Мара Вересень – Крысолов (страница 11)
– Брат? – спросил третий мальчик, похожий цветом волос на пестрокрылого ира Фалько и всегда одетый добротнее других, у него даже ботинки были, а не чуни, и дубленка вместо овчинной жилетки.
– Упырь! – под гогот товарищей возразил Митр и принялся показывать. – Глазищи – во, зубы – во, и висят до сюдова, и ухи!
– Тоже висят? – подначил старший.
– Упырь тебе пёсель что ли, Яс, чтоб у него ухи висели? – возмутился Митр и вытер тающий нос рукавом.
– Сопли у тебя висят. И у брата твоего висели, когда он это насочинял, и тебе на твои ухи навешал, чтоб тоже висело. Был бы там упырь, он бы ири Ракитину засмоктал давно. В щель бы пролез или в трубу и того.
– Ага, того. Ири Ракитина сама хоть-кого засмокчет, потому что морья! – возразил Митр и дернул третьего за рукав дубленки. – Скажи, Саший?
– Не морья, лапоть, – поправил тот, – а вампирья, хладная. Книжник в общинной школе всегда ей так говорит, хладна Анар.
– Ага-ага, хладная, а сам только и мечтает небось, как бы ее отогреть, все время у лекарской трется. А ей лет, как моей бабке Луше.
– Дурак ты, Ясик, – скривился Саший.
– Это почему это? Глупь всякую Митр нес, а дурак я?
– Потому что в школу не ходишь, – сказала молчавшая до сих пор девочка.
Была она меньше ростом и ее почти не видно было за ребятами, но они ее не гнали, хотя и не ждали никогда, если она была с ними и отставала.
– Нужна мне твоя школа, только штаны на лавке просиживать по два дня на неделе, – надулся Яс и нос задрал. – Зато… Зато… пойду и посмотрю, есть там упырь или нет. А? Съели? Прямо вот сейчас пойду. Иду уже, ага?
– Яс… Ты это… Не надо. Узнают, вообще не сядешь, – предостерег приятеля рассказчик баек.
– А кто скажет? Упырь побежит жаловаться, что на него глядят? Или ты разнесешь? Самим страшко пойти, вот и завидуйте. Где, говоришь, брат на ограду лазал? Там?
– А пусть Еринка сходит, – сказал Саший. – Она же девчонка.

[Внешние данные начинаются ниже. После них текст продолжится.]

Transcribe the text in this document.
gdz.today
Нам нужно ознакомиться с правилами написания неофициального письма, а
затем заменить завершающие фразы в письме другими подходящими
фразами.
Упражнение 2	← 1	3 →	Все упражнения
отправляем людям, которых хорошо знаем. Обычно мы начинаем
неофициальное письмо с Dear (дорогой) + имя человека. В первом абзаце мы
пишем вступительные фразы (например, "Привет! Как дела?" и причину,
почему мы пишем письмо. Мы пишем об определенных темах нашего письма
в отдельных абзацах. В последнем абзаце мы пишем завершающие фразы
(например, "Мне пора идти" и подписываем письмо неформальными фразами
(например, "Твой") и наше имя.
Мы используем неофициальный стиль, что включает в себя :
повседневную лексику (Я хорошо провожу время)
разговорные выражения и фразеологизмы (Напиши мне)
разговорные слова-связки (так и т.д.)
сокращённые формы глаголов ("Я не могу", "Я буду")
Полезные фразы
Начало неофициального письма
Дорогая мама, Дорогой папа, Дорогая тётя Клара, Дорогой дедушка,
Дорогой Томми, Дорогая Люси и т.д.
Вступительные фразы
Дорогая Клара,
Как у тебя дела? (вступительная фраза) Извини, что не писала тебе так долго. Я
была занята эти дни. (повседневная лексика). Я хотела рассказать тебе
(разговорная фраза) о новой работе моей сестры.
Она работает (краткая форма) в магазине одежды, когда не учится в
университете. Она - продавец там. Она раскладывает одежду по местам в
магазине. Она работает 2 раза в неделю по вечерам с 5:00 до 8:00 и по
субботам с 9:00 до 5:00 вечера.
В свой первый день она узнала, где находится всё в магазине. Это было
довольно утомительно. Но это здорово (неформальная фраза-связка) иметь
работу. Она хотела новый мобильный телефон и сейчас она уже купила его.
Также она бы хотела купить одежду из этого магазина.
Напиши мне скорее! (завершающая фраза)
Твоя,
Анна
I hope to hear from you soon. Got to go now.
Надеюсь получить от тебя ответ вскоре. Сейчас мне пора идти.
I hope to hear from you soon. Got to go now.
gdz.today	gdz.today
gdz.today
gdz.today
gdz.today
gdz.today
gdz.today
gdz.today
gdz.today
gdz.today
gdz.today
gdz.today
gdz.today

Ей положено, чтобы первой. Да еще и ведунка будущая. Иначе бы ее моя мамка себе не забрала и не просила бы ири Ракитину ее в учение взять. Ей то упырь ничего не сделает, потому как тьма тьме не вредит, а краштийцы все темные.
– А что ж они тогда все к нам бегут, когда у них мертвяки встают? – засомневался Митр.
– Трусы потому что и слабаки, – скривился Яс. – Эй, Еринка, ты правда что ли пойдешь?
Девочка прошла до середины дороги и остановилась. Смотрела прямо на Вейна. Долго. Вейн даже моргнуть успел, а она все смотрела.
– Нет там никого.
– Откуда знаешь? Не подошла же даже, – поддел Яс.
– А я ведунка, – задрала нос девочка. – Идемте, а то так всю брусницу без нас выберут.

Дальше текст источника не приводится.